My style of trading is to take partial profits into strength, which hasn't been that good of an idea in many cases since many stocks just keep on running. The S&P 500 is up 18 of the last 21 days. What is most remarkable is that there has been almost no weakness during that time. The market hasn't been down more than 1% even once, which is an amazing feat of one-way action.

The most difficult thing about this market is how little volatility there is to the downside. We just never seem to have any real bouts of selling. When we do have weakness, the dip buyers are so quick to jump in that it disappears in minutes.

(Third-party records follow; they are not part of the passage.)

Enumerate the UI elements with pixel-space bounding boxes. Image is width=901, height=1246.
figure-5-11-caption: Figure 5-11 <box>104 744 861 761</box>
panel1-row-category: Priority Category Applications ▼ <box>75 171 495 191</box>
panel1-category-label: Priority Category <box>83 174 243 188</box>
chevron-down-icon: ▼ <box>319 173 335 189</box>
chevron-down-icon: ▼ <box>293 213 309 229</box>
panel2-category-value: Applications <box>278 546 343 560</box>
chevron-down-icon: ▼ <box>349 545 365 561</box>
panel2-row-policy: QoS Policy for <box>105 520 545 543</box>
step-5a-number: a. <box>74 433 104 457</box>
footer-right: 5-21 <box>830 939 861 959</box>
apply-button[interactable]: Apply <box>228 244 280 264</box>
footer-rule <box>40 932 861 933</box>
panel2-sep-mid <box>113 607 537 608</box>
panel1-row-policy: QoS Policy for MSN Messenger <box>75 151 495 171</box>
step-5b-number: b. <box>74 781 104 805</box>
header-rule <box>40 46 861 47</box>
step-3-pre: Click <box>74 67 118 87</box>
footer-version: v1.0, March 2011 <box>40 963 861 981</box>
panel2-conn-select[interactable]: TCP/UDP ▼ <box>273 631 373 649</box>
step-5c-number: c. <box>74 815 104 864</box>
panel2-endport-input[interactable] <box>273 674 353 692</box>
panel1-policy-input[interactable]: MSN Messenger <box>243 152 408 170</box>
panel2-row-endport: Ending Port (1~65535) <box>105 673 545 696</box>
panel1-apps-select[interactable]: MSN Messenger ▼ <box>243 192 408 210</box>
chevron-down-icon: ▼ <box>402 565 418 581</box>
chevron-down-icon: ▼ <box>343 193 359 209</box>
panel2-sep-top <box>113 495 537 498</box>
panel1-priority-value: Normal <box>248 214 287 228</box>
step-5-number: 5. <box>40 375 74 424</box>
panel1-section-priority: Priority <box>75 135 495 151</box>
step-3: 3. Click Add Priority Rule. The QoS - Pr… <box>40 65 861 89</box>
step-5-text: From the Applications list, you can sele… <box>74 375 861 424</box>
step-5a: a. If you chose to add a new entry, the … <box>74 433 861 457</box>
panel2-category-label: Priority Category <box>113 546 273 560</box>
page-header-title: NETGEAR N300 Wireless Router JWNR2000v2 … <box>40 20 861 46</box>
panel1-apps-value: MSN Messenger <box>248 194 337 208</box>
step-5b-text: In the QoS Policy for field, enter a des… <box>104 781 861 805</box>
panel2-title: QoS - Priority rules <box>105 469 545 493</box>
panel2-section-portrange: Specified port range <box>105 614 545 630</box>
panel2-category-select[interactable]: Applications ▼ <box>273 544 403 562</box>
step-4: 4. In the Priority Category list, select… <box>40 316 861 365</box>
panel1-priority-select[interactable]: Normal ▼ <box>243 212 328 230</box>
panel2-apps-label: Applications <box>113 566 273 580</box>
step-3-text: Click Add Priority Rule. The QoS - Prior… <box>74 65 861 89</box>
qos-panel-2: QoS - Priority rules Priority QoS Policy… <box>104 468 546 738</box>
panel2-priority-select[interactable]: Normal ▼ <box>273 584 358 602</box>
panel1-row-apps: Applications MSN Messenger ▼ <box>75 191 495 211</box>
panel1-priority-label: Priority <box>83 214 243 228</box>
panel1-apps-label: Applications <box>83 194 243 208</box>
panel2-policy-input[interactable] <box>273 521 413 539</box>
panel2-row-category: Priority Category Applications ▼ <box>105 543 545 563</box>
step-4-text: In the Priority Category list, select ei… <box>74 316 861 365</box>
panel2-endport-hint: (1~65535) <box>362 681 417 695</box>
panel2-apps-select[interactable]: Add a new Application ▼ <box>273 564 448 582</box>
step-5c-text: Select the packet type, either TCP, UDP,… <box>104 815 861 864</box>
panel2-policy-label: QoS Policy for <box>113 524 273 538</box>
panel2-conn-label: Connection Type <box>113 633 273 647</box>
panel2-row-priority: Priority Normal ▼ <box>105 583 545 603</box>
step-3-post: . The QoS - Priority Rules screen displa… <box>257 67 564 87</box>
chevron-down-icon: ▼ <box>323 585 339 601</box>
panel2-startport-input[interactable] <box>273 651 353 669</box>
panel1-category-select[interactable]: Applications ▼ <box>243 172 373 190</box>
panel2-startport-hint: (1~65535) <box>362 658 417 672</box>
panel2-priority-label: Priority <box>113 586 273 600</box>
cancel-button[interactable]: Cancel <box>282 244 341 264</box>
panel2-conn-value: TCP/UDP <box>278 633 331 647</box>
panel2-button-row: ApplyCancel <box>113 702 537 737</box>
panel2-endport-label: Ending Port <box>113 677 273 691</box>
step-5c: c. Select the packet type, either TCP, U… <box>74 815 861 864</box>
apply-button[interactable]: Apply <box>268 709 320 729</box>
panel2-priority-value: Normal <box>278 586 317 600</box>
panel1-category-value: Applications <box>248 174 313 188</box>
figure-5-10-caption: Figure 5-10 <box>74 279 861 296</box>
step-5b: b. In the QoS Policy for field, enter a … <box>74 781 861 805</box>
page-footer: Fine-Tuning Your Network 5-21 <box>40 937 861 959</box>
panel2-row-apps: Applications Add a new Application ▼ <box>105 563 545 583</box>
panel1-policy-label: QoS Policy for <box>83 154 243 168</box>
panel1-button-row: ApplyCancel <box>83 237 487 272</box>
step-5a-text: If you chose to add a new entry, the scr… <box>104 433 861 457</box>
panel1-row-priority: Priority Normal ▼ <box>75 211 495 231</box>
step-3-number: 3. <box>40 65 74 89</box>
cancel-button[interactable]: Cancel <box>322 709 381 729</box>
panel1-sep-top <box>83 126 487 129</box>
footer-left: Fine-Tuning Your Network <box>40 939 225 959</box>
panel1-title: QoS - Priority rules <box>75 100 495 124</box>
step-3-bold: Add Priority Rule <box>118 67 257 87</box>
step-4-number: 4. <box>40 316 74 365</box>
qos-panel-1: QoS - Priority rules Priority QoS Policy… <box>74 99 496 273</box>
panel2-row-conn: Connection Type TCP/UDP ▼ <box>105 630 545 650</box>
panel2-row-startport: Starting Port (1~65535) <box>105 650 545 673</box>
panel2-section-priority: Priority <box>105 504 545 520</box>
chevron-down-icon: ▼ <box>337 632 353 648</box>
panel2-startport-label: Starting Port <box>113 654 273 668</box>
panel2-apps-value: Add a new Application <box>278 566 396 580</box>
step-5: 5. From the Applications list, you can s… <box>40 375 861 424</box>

The biggest challenge is simply putting money to work. If you wait for some pullbacks before you buy, you are still waiting. If you are looking for unextended charts, you aren't going to find any. You have to chase and be willing to buy stocks that are hitting highs. It is very tough approach for many market players but there is no other choice unless you want to sit on the sidelines and wait for the correction that never seems to come.

We have a mild start this morning but that has consistently led to strength later in the day. The market needs a rest but we know that already. Just because it seems like a reasonable idea doesn't mean it is going to happen.